“To play is to live in grace.”
Marilyn McEntyre writes these words in the tenth chapter of her book Caring For Words in a Culture of Lies.
A tenth chapter aptly titled ‘Play’.
Before I read this line, I’ve uncapped my orange highlighter and with broad strokes colored every letter and punctuation mark in this prior sentence.
“Play comes from loving life, and play with words comes from loving language.”
I linger over this insight and then the next paragraph captures me yet again.
“Montaigne, one of the more playful writers,” she says, “whom I encountered in my arduous years as a French major, coined the term essai (which simply means an attempt or trial) for the little thought pieces that have since become a genre unto themselves.”
Hmmmm. I ponder. Would we, as writers, attempt to play with words more often, forsake the need for perfection, exile the imminent imposter syndrome, if we simply viewed the blank page as a playground.
A place to execute an attempt, experiment, invite the fun, discover what we might have to say.
I watch my nephew, face red, breath puffing from his pursed lips in concentrated huffs. He strains his small body, propels it forward. Success!
His fingers find contact. Hand grips the metal of the monkey bars. He swings to the next bar, then the next, and the next! Navy blue stripes on his pocket tee juxtapose against the sunny yellow jungle gym. His grin stretches ear to ear as his feet make contact with the ladder.
Looking our way, he pumps his fists in the air with delighted celebration! We clap. Cheer loudly! “You did it! What hard work and you made it all the way!”
He hops to the sand and beelines toward the starting point.
Success is sweet and he wants to taste again.
The wonder of living in the freedom of new endeavors.
Could we, as writers, find the goodness, the tenderness, the indulgence, of adorning a fresh page with a bevy of syllables and letters and truth-filled fantasy if we granted ourselves permission to splash in the grace of playful fun?
Dip our pens in the inkwells of frolic, teach our keyboards to cut loose, let pencil lead gambol and frisk.

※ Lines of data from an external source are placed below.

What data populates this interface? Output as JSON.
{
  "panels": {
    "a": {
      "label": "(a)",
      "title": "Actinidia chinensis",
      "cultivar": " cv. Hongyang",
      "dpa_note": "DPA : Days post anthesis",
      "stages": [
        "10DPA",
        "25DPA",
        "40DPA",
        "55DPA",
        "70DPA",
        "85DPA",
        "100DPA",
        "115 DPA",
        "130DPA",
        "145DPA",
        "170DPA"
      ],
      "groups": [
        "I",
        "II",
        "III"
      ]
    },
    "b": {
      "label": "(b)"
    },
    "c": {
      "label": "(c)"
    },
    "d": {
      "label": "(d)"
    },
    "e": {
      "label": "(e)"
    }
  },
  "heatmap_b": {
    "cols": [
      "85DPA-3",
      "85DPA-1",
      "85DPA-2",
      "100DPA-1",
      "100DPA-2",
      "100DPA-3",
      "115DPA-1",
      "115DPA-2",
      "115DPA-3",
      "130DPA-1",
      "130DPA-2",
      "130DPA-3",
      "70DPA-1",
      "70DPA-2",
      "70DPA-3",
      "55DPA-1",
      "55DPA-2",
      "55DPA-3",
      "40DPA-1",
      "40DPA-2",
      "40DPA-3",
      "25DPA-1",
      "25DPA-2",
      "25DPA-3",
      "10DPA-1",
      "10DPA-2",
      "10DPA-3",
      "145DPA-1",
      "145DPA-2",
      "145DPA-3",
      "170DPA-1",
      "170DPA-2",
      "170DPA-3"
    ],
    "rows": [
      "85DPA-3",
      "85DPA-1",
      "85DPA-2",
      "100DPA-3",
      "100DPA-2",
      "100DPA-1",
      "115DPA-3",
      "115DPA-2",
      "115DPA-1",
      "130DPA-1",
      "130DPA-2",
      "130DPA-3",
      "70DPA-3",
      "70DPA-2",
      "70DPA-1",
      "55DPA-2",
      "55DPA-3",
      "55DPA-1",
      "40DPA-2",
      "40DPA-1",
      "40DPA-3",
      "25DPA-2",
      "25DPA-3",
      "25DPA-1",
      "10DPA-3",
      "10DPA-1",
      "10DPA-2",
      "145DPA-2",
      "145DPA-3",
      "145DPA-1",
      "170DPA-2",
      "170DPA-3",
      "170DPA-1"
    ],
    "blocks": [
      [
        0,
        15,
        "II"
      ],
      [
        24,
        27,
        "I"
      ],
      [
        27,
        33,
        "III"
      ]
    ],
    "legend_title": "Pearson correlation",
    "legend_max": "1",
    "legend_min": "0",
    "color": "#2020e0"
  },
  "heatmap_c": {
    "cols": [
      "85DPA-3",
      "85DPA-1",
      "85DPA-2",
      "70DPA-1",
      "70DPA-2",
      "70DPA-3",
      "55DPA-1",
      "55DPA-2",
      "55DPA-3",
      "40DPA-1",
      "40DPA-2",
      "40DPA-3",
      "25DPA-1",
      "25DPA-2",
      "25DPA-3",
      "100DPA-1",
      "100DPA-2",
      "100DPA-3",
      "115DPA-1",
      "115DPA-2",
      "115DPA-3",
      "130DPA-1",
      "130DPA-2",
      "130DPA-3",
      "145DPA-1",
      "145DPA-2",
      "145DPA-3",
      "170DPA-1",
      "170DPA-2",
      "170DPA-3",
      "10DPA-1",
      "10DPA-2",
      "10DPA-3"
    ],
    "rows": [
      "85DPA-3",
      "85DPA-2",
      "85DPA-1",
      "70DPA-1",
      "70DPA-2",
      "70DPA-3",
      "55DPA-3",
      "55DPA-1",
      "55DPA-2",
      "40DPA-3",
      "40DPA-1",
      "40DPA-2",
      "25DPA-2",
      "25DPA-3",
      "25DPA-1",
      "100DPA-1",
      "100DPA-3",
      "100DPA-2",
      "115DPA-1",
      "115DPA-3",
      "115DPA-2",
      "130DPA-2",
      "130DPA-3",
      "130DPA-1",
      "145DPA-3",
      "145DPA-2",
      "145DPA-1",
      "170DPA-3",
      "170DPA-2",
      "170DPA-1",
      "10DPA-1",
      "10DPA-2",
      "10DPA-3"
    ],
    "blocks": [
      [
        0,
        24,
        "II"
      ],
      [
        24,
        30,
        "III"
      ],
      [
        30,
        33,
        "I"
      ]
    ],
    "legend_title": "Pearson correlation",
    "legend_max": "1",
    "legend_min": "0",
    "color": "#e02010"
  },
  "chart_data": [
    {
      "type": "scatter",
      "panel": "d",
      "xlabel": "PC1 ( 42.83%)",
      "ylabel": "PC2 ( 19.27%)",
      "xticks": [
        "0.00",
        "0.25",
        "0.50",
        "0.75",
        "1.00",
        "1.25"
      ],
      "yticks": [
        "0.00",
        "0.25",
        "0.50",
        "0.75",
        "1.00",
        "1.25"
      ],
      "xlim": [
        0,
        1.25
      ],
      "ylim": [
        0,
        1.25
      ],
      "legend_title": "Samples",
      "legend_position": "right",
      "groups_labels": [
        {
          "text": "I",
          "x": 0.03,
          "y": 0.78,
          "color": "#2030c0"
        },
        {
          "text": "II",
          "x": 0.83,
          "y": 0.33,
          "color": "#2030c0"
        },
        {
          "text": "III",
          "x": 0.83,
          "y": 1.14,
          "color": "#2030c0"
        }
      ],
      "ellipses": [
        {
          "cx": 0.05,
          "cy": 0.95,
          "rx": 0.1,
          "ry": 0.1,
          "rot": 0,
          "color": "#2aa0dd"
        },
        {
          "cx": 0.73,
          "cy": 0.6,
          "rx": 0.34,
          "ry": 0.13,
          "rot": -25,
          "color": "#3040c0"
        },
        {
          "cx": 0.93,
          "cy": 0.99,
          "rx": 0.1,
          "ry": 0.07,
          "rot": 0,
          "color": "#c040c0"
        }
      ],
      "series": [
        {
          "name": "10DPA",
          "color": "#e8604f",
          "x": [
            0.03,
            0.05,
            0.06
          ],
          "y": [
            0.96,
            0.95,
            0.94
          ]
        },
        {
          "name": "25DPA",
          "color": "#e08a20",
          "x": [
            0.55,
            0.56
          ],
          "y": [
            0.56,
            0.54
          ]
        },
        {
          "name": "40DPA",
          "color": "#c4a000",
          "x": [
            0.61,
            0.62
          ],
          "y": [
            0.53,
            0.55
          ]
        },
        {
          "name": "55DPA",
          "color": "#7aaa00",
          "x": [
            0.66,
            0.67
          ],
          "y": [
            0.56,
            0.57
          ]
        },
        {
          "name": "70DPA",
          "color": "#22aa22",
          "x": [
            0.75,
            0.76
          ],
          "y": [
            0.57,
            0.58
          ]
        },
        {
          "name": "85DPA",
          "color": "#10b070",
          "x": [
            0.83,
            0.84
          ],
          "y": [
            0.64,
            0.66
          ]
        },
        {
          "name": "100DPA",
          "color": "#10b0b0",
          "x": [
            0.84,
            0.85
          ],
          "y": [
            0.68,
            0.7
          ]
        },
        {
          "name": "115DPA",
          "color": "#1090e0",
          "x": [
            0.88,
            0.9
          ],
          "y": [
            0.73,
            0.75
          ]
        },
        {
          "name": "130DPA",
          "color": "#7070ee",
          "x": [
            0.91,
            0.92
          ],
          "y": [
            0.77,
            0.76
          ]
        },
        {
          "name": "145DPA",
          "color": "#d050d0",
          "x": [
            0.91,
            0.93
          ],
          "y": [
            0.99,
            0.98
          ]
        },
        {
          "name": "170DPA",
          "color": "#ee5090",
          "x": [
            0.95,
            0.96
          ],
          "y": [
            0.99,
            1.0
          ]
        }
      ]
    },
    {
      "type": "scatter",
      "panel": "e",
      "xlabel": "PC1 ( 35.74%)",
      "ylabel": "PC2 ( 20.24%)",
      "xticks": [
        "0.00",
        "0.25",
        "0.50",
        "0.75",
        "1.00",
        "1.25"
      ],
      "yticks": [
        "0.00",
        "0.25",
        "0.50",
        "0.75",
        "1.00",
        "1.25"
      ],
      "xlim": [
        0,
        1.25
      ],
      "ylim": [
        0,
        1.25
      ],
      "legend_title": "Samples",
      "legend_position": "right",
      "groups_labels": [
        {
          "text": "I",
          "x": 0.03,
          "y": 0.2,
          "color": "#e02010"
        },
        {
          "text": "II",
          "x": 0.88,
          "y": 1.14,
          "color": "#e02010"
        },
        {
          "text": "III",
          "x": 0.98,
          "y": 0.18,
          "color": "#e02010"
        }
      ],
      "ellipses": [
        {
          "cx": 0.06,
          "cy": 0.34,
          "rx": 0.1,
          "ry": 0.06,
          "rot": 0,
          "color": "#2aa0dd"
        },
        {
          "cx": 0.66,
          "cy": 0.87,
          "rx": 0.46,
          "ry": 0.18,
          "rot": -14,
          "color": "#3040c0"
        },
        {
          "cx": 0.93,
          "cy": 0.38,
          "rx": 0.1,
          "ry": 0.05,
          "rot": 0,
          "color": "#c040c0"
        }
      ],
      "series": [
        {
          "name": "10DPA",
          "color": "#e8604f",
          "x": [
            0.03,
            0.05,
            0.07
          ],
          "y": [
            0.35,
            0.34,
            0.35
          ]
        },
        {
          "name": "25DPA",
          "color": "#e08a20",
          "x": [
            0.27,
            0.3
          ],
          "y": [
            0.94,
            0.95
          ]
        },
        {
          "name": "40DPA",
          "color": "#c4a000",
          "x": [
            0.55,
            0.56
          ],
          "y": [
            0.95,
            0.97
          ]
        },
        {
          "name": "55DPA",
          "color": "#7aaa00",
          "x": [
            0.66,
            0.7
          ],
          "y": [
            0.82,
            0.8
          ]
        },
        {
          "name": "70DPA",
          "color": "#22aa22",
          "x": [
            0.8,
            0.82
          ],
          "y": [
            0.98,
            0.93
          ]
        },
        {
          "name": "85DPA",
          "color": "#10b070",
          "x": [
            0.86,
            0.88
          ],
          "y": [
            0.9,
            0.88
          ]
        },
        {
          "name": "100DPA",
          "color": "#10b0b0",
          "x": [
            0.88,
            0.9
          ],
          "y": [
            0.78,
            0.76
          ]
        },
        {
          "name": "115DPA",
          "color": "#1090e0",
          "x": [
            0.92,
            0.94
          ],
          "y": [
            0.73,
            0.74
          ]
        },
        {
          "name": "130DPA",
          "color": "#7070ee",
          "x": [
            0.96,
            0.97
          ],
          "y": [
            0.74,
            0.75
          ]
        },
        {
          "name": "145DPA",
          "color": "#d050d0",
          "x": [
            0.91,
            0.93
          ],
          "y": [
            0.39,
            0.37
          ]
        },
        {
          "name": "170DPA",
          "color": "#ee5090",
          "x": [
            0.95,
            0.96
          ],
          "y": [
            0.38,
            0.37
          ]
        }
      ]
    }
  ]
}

Her tongue protrudes from one corner of her lips, switches to the other side. Concentration plays on her features and she swings the red croquet mallet. It connects and a shine of red rolls toward the wicket. It slows and stops midway. Braids flipped across her shoulders, she runs to stand beside her ball. Dimples emerge at the corners of her big smile. Her sisters clap and big brother steps up to take his turn. They’re a merry band. Lemonade sweats in glasses amongst crumbs and paper plates. Penny curls beneath the white picnic table, tail curled around her paws. She’s contented from the success of sniffing out the scraps and dropped cracker pieces. Leaves rustle above on the warm midsummer evening.
A mix of concentration and contentment. Skills honed in happy entertainment. Presence to life. A sense of being, of dwelling in the moment. No rigorous schedule to keep. No deadline. Only a sense of savoring.
Her camera shutter snaps in quick succession. Looking at life through the lens, capturing moments in motion and holding them forever as treasured frames. Sprinkler spray arches high. Sunlight catches, dances, sparkles. Black tresses of her subject bounce against cocoa-brown skin. Bow straps flap against shoulders and the snowy-white skirt of her sundress billows as she runs toward the water drops face wreathed in delight. Eyelet hem brushes bare legs and brushes against the head of Waverly, their Westie puppy.
Click! Click! Click!
Freezing the everyday joy of today, of water play, of childhood too quickly gone. She knows these photos will be splendid. The light, the spray, the kinky-curly hair framing her daughter’s face, the ruffled baby puppy fur.
They both play. Mama and daughter. One with camera lens. One with puppy friend and water.
Play is the glitter of life. It dusts the harder days with hope, adds pizzazz to the precious. It bears the privilege of acknowledging the beauty in the everyday.
Hands us a hundred hints toward truth.
Perhaps in allowing ourselves to play, we connect with our creativity, our passion, our compassion. Meet our dreams when we’re dancing in the orchard. Find fun when we follow the flashing trout along the creekbank. Bear witness as we bask in the bright spring sky.
And perhaps, we as writers, breathe freer, smile wider, type faster as the power of play in story becomes clearer, the wonder of wordplay grips us, the love of language charms us with every grace imaginable.